Should not all who attempt to write in some form about literature, whether we grace our writing with the term criticism have these first two sentences pinned above our desks?
“When he looks back, the critic sees a eunuch’s shadow. Who would be a critic if he could be a writer? Who would hammer out the subtlest insight into Dostoevsky if he could weld an inch of the Karamazov, or argue the poise of Lawrence if he could shape the free gust of life in The Rainbow? All great writings springs from le dur désir de durer, the harsh contrivance of spirit against death, the hope to overreach time by force of creation. ‘Brightness falls from the air’; five words and a trick of darkening sound. But they have outworn three centuries. Who would choose to be a literary critic if he could set verse to sing, or compose, out of his own mortal being, a vital fiction, a character that will endure.”
Hi, Anthony! I think that is comparable to many professions that circle around literature; I’ve heard that said of editors, literary translators and, now, critics. Although it may true, I find the image of the eunuch a bit harsh. To be able to criticise a work of literature in a manner of raising new perspective and, thus, maybe convince a new reader to take on a book that might not otherwise catch his eye, is admirable as well. The critic must have a bit of a writer in him to be able to produce relevant criticism. Of course, there are critics that add nothing but only destroy out of spite, it seems. I’m from Brazil and during high school we are supposed to read Machado de Assis. I love his work now, but dreaded it as a teenager because my teachers would always focus on certain textbook aspects of his writing. It was only when a professor at college gave us an essay on Machado by an American critic that I could see beyond what had been taught at school and start appreciating his writing. I don’t see a critic as a frustrated fiction writer, but a writer of another genre. Hope you had a good holiday! Cheers!

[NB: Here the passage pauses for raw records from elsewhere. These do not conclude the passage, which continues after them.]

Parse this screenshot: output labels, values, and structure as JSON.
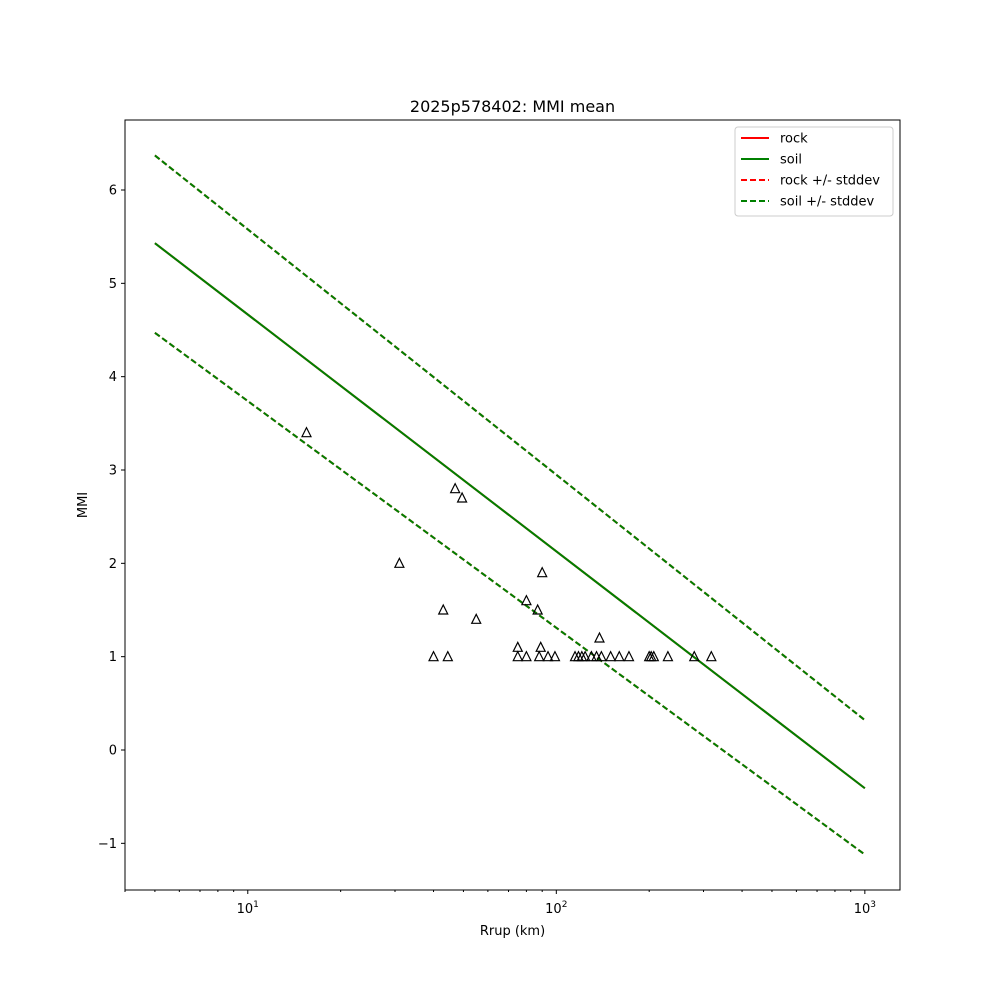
{
  "chart_data": {
    "type": "scatter",
    "title": "2025p578402: MMI mean",
    "xlabel": "Rrup (km)",
    "ylabel": "MMI",
    "xscale": "log",
    "xlim": [
      4,
      1300
    ],
    "ylim": [
      -1.5,
      6.75
    ],
    "x_ticks": [
      {
        "value": 10,
        "base": "10",
        "exp": "1"
      },
      {
        "value": 100,
        "base": "10",
        "exp": "2"
      },
      {
        "value": 1000,
        "base": "10",
        "exp": "3"
      }
    ],
    "y_ticks": [
      {
        "value": -1,
        "label": "−1"
      },
      {
        "value": 0,
        "label": "0"
      },
      {
        "value": 1,
        "label": "1"
      },
      {
        "value": 2,
        "label": "2"
      },
      {
        "value": 3,
        "label": "3"
      },
      {
        "value": 4,
        "label": "4"
      },
      {
        "value": 5,
        "label": "5"
      },
      {
        "value": 6,
        "label": "6"
      }
    ],
    "legend_position": "top-right",
    "series": [
      {
        "name": "rock",
        "style": "solid",
        "color": "#ff0000",
        "x": [
          5,
          1000
        ],
        "y": [
          5.43,
          -0.41
        ]
      },
      {
        "name": "soil",
        "style": "solid",
        "color": "#008000",
        "x": [
          5,
          1000
        ],
        "y": [
          5.43,
          -0.41
        ]
      },
      {
        "name": "rock +/- stddev",
        "style": "dashed",
        "color": "#ff0000",
        "x": [
          5,
          1000
        ],
        "y_upper": [
          6.37,
          0.32
        ],
        "y_lower": [
          4.47,
          -1.12
        ]
      },
      {
        "name": "soil +/- stddev",
        "style": "dashed",
        "color": "#008000",
        "x": [
          5,
          1000
        ],
        "y_upper": [
          6.37,
          0.32
        ],
        "y_lower": [
          4.47,
          -1.12
        ]
      }
    ],
    "observations": {
      "marker": "triangle",
      "points": [
        [
          15.5,
          3.4
        ],
        [
          31,
          2.0
        ],
        [
          40,
          1.0
        ],
        [
          43,
          1.5
        ],
        [
          44.5,
          1.0
        ],
        [
          47,
          2.8
        ],
        [
          49.5,
          2.7
        ],
        [
          55,
          1.4
        ],
        [
          75,
          1.1
        ],
        [
          75,
          1.0
        ],
        [
          80,
          1.6
        ],
        [
          80,
          1.0
        ],
        [
          87,
          1.5
        ],
        [
          88,
          1.0
        ],
        [
          89,
          1.1
        ],
        [
          90,
          1.9
        ],
        [
          94,
          1.0
        ],
        [
          99,
          1.0
        ],
        [
          115,
          1.0
        ],
        [
          118,
          1.0
        ],
        [
          121,
          1.0
        ],
        [
          124,
          1.0
        ],
        [
          130,
          1.0
        ],
        [
          135,
          1.0
        ],
        [
          138,
          1.2
        ],
        [
          140,
          1.0
        ],
        [
          150,
          1.0
        ],
        [
          160,
          1.0
        ],
        [
          172,
          1.0
        ],
        [
          200,
          1.0
        ],
        [
          203,
          1.0
        ],
        [
          207,
          1.0
        ],
        [
          230,
          1.0
        ],
        [
          280,
          1.0
        ],
        [
          318,
          1.0
        ]
      ]
    }
  }
}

Hi Mariana, Thank you for taking the time to comment. There is often an argument with Steiner that he overstates his case, but he does so so eloquently I almost always forgive him. But I read this piece as a lament. How many writers are able to create Karamazov? Something that will live and breathe for as long as people read. Anyone that loves literature enough to be a serious critic must harbour, however deeply, such a wish. Steiner, like Sontag, both did. Very best wishes, Anthony
I agree with Mariana: a good critic is another kind of creative writer. But Steiner’s words do have some validity; at times ite can feel, when writing about another’s words, that the task is presumptuous. But as TS Eliot says, it takes a particular skill and insight to lead others to like something with ‘the right liking’. I know that kind of certitude (pomposity?) isn’t the thing any more, but it’s the tradition I was brought up in (touchstones and all that) and a hard one to shake.
I’d agree with you both, and Steiner is a terrific example of smart, well-written criticism. He wrote so many books, yet in an interview I read somewhere regretted his inability to write a book like The Brothers Karamazov. He did at least recognise that his attempts did not scale those heights. And I’m with TS Eliot and you on that type of critical tradition. It will have its time again.
Thank you, Anthony. I love this quote. It speaks to me, since I want to write more about literature (I’ve written mostly fiction up to now). It’s easy to react to Steiner with annoyance, or to feel a bit stung and wish to rush to the defense of criticism, but for me his words touch the melancholy of writing about what you love. From Roland Barthes, The Preparation of the Novel (which, if you haven’t read it, I recommend with all my heart): “Every beautiful work, or even every impressive work, functions as a desired work, albeit one that’s incomplete and as it were lost because I didn’t write it myself; in order to recover the work, I have to rewrite it; to write is to want to rewrite: I want to add myself to something that’s beautiful but that I lack, that I require.” All best, Sofia
My pleasure, Sofia. How lovely to hear from you. Coincidentally, Barthes is in my sights for next year, and I have a copy of that book. The point you make is one that Steiner makes in Grammars of Creation as well. I know the anxiety all too well of trying to write about a book you love, inevitably one fails. Very best wishes, Anthony
It’s the bitterness of a failed writer speaking. There are plenty examples of great critics becoming great writers (Umberto Eco, anyone?) and the other way round. Moreover, by reading and analysing great works of others, the aspiring writer can better develop his craft. One doesn’t exclude the other, so I see no need in such blanket statements.
Bitterness, perhaps. Steiner acknowledges deep regret that he was unable to write ‘great’ fiction.
It is hard to tell what, if anything, has changed, Please ask me again in thirty years. I can find as many reasons for despair as for hope. It has probably been this way before my time and will continue afterwards.